4. Report any febrile illness. 1. The medication should be given without food at the same time each day. 2. This medication is not affected by green leafy vegetables. (The anticoagulant warfarin [Coumadin] is a well-known medication that is affected by eating green, leafy vegetables.) 3. This medication is not affected by the sun. 4. The medication can cause blood dyscrasias. Therefore, the client is monitored for liver function, blood count, blood chemistries, and alkaline phosphatase. The client should report any febrile illness.
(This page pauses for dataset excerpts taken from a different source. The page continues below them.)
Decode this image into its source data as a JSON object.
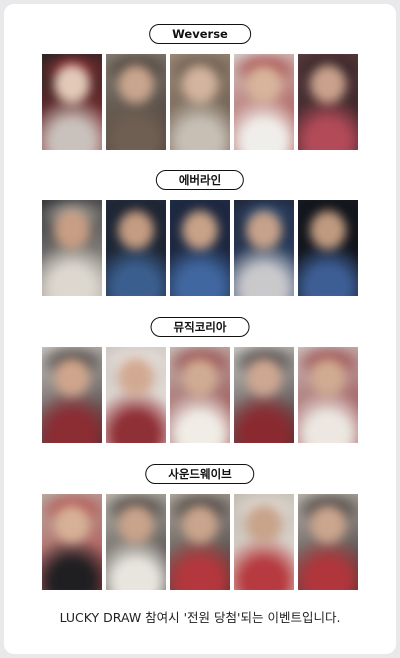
{
  "sections": [
    {
      "label": "Weverse",
      "photos": [
        {
          "bg": "#222",
          "mid": "#c9c1bb",
          "acc": "#9a2e32",
          "skin": "#e2c9b8"
        },
        {
          "bg": "#8b8377",
          "mid": "#6f5f52",
          "acc": "#3a2f2a",
          "skin": "#c9a58e"
        },
        {
          "bg": "#a08d7b",
          "mid": "#c7bfb4",
          "acc": "#5b4c3f",
          "skin": "#d3b49e"
        },
        {
          "bg": "#d9d7d2",
          "mid": "#f0eeea",
          "acc": "#9c2a2a",
          "skin": "#d7b49b"
        },
        {
          "bg": "#5a3c3f",
          "mid": "#b24a58",
          "acc": "#2c1c1f",
          "skin": "#c9a18c"
        }
      ]
    },
    {
      "label": "에버라인",
      "photos": [
        {
          "bg": "#2a2c33",
          "mid": "#dcd7cf",
          "acc": "#b7b0a4",
          "skin": "#c89e84"
        },
        {
          "bg": "#202a3c",
          "mid": "#3a5f8f",
          "acc": "#1b1f2a",
          "skin": "#c49c82"
        },
        {
          "bg": "#1e2a44",
          "mid": "#4067a0",
          "acc": "#1b243a",
          "skin": "#c8a287"
        },
        {
          "bg": "#1f2230",
          "mid": "#c9c9cc",
          "acc": "#2e4f7c",
          "skin": "#c7a28a"
        },
        {
          "bg": "#151820",
          "mid": "#3d5e95",
          "acc": "#0f1117",
          "skin": "#c09a80"
        }
      ]
    },
    {
      "label": "뮤직코리아",
      "photos": [
        {
          "bg": "#d2cdc7",
          "mid": "#8c2c33",
          "acc": "#2a2425",
          "skin": "#cfa58c"
        },
        {
          "bg": "#cbc3bf",
          "mid": "#8f2f36",
          "acc": "#efe9e4",
          "skin": "#d2aa92"
        },
        {
          "bg": "#c9c3bb",
          "mid": "#f0ece6",
          "acc": "#8a2c30",
          "skin": "#d0ab93"
        },
        {
          "bg": "#d4d0cb",
          "mid": "#8a2a30",
          "acc": "#2b2627",
          "skin": "#cda791"
        },
        {
          "bg": "#cfc9c3",
          "mid": "#ece7e1",
          "acc": "#8d2c32",
          "skin": "#d0aa91"
        }
      ]
    },
    {
      "label": "사운드웨이브",
      "photos": [
        {
          "bg": "#b9b1a6",
          "mid": "#1f1f22",
          "acc": "#b13a3c",
          "skin": "#d6b196"
        },
        {
          "bg": "#c6c0b6",
          "mid": "#e8e4de",
          "acc": "#2a2625",
          "skin": "#c9a38b"
        },
        {
          "bg": "#b7aea3",
          "mid": "#b3373c",
          "acc": "#2a2626",
          "skin": "#caa48c"
        },
        {
          "bg": "#bfb7ad",
          "mid": "#b63a3f",
          "acc": "#e9e4de",
          "skin": "#c9a38a"
        },
        {
          "bg": "#c3bbb2",
          "mid": "#b0363b",
          "acc": "#262223",
          "skin": "#cba58d"
        }
      ]
    }
  ],
  "footer": "LUCKY DRAW 참여시 '전원 당첨'되는 이벤트입니다."
}
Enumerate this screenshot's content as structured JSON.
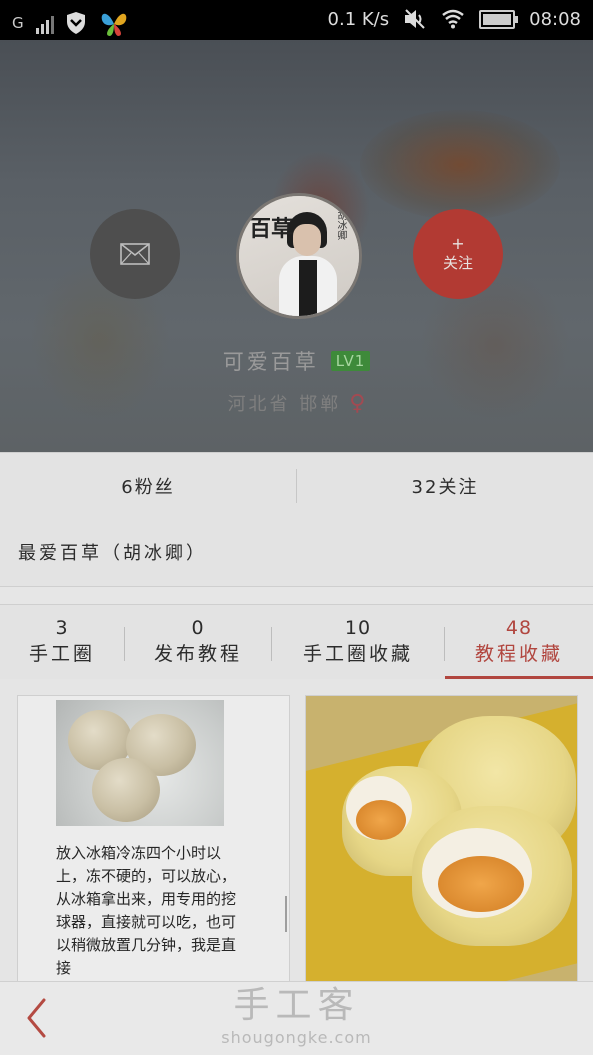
{
  "status_bar": {
    "carrier_mark": "G",
    "net_speed": "0.1 K/s",
    "time": "08:08",
    "icons": [
      "signal-icon",
      "shield-icon",
      "butterfly-app-icon",
      "mute-icon",
      "wifi-icon",
      "battery-icon"
    ]
  },
  "profile": {
    "username": "可爱百草",
    "level": "LV1",
    "location": "河北省 邯郸",
    "gender_symbol": "♀",
    "follow_label": "关注",
    "follow_plus": "+",
    "avatar_text": "百草",
    "avatar_caption": "胡冰卿"
  },
  "stats": {
    "fans": "6粉丝",
    "following": "32关注"
  },
  "signature": "最爱百草（胡冰卿）",
  "tabs": [
    {
      "count": "3",
      "label": "手工圈"
    },
    {
      "count": "0",
      "label": "发布教程"
    },
    {
      "count": "10",
      "label": "手工圈收藏"
    },
    {
      "count": "48",
      "label": "教程收藏"
    }
  ],
  "cards": [
    {
      "text": "放入冰箱冷冻四个小时以上，冻不硬的，可以放心，从冰箱拿出来，用专用的挖球器，直接就可以吃，也可以稍微放置几分钟，我是直接"
    },
    {
      "text": ""
    }
  ],
  "watermark": {
    "zh": "手工客",
    "en": "shougongke.com"
  },
  "colors": {
    "accent": "#b1463f",
    "level_badge": "#3e8a3a"
  }
}
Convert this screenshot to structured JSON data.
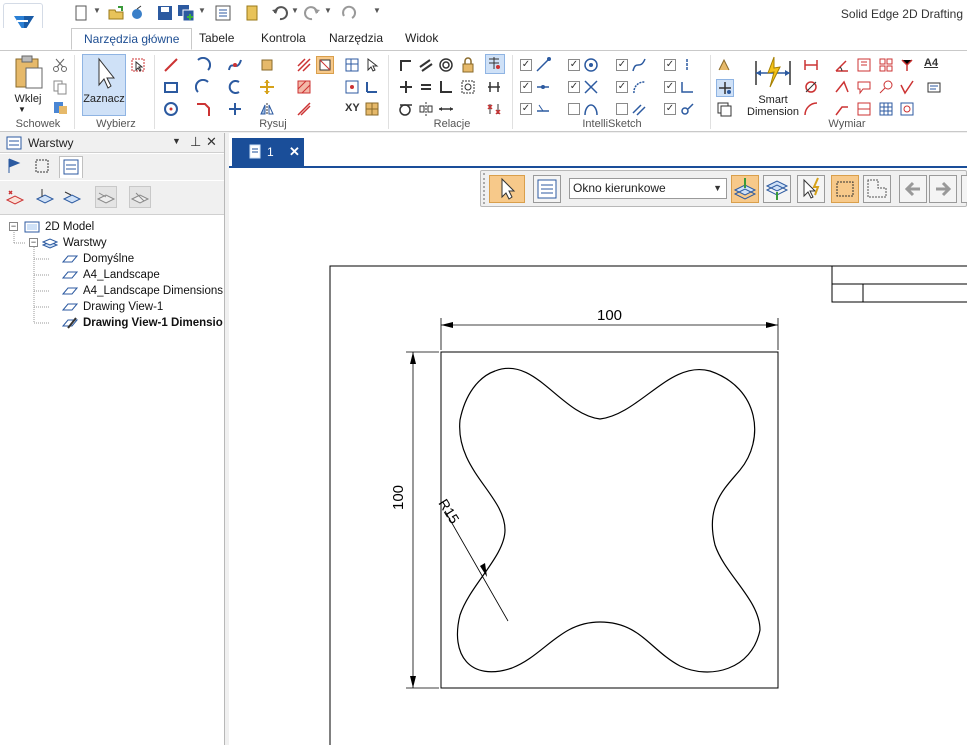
{
  "app": {
    "title": "Solid Edge 2D Drafting"
  },
  "tabs": [
    {
      "label": "Narzędzia główne",
      "active": true
    },
    {
      "label": "Tabele"
    },
    {
      "label": "Kontrola"
    },
    {
      "label": "Narzędzia"
    },
    {
      "label": "Widok"
    }
  ],
  "ribbon": {
    "groups": {
      "clipboard": "Schowek",
      "select": "Wybierz",
      "draw": "Rysuj",
      "relations": "Relacje",
      "intellisketch": "IntelliSketch",
      "dimension": "Wymiar"
    },
    "paste_label": "Wklej",
    "select_tool_label": "Zaznacz",
    "smart_dimension_label_1": "Smart",
    "smart_dimension_label_2": "Dimension",
    "xy_label": "XY",
    "a4_label": "A4"
  },
  "panel": {
    "title": "Warstwy",
    "tree": [
      {
        "label": "2D Model",
        "level": 0
      },
      {
        "label": "Warstwy",
        "level": 1
      },
      {
        "label": "Domyślne",
        "level": 2
      },
      {
        "label": "A4_Landscape",
        "level": 2
      },
      {
        "label": "A4_Landscape Dimensions",
        "level": 2
      },
      {
        "label": "Drawing View-1",
        "level": 2
      },
      {
        "label": "Drawing View-1 Dimensions",
        "level": 2,
        "bold": true
      }
    ]
  },
  "document": {
    "tab_label": "1",
    "close_glyph": "✕"
  },
  "commandbar": {
    "selection_mode": "Okno kierunkowe"
  },
  "drawing": {
    "dim_width": "100",
    "dim_height": "100",
    "dim_radius": "R15"
  },
  "colors": {
    "accent": "#1a4e99",
    "active_tool": "#f7c98a"
  }
}
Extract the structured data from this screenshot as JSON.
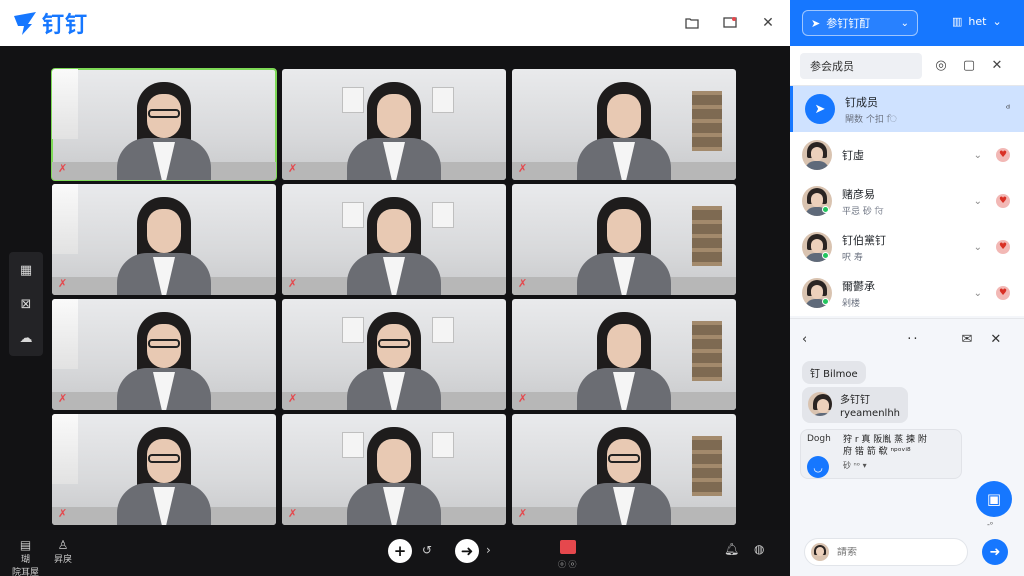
{
  "app": {
    "logo_text": "钉钉"
  },
  "panel": {
    "meeting_dropdown": "参钉钉酊",
    "user_label": "het",
    "tab_label": "参会成员"
  },
  "members": [
    {
      "name": "钉成员",
      "sub": "閘数 个扣 ਿ",
      "selected": true
    },
    {
      "name": "钉虛",
      "sub": ""
    },
    {
      "name": "赌彦易",
      "sub": "平忌 砂 ਰਿ"
    },
    {
      "name": "钉伯黨钉",
      "sub": "呎 寿"
    },
    {
      "name": "爾鬱承",
      "sub": "剁楼"
    }
  ],
  "chat": {
    "b1": "钉 Bilmoe",
    "b2_line1": "多钉钉",
    "b2_line2": "ryeamenlhh",
    "b3_who": "Dogh",
    "b3_line1": "狩 r 真 阪胤 蒸 揀 附",
    "b3_line2": "府 锴 箭 欷 ⁿᵖᵒᵛⁱ⁸",
    "b3_small": "砂 ⁿᵒ ▾",
    "float_label": "-ᵒ",
    "input_placeholder": "請索"
  },
  "bottom": {
    "left1": "瑚\n院耳屋",
    "left2": "昇戾",
    "rec_sub": "ⓞ ⓞ"
  },
  "tiles": [
    {
      "active": true,
      "glasses": true
    },
    {
      "active": false,
      "glasses": false
    },
    {
      "active": false,
      "glasses": false
    },
    {
      "active": false,
      "glasses": false
    },
    {
      "active": false,
      "glasses": false
    },
    {
      "active": false,
      "glasses": false
    },
    {
      "active": false,
      "glasses": true
    },
    {
      "active": false,
      "glasses": true
    },
    {
      "active": false,
      "glasses": false
    },
    {
      "active": false,
      "glasses": true
    },
    {
      "active": false,
      "glasses": false
    },
    {
      "active": false,
      "glasses": true
    }
  ],
  "colors": {
    "accent": "#1677ff",
    "active_border": "#7ed957",
    "mute": "#e5484d"
  }
}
This is the first medication developed to treat ALS.

The client is being evaluated to rule out ALS. Which signs/symptoms would the nurse note to confirm the diagnosis? 1. Muscle atrophy and flaccidity. 2. Fatigue and malnutrition. 3. Slurred speech and dysphagia. 4. Weakness and paralysis.

4. Weakness and paralysis. 1. These signs and symptoms occur during the course of ALS, but they are not early symptoms. 2. These signs and symptoms will occur as the disease progresses. 3. These are late signs/symptoms of ALS. 4. ALS results from the degeneration and demyelination of motor neurons in the spinal cord, which results in paralysis and weakness of the muscles.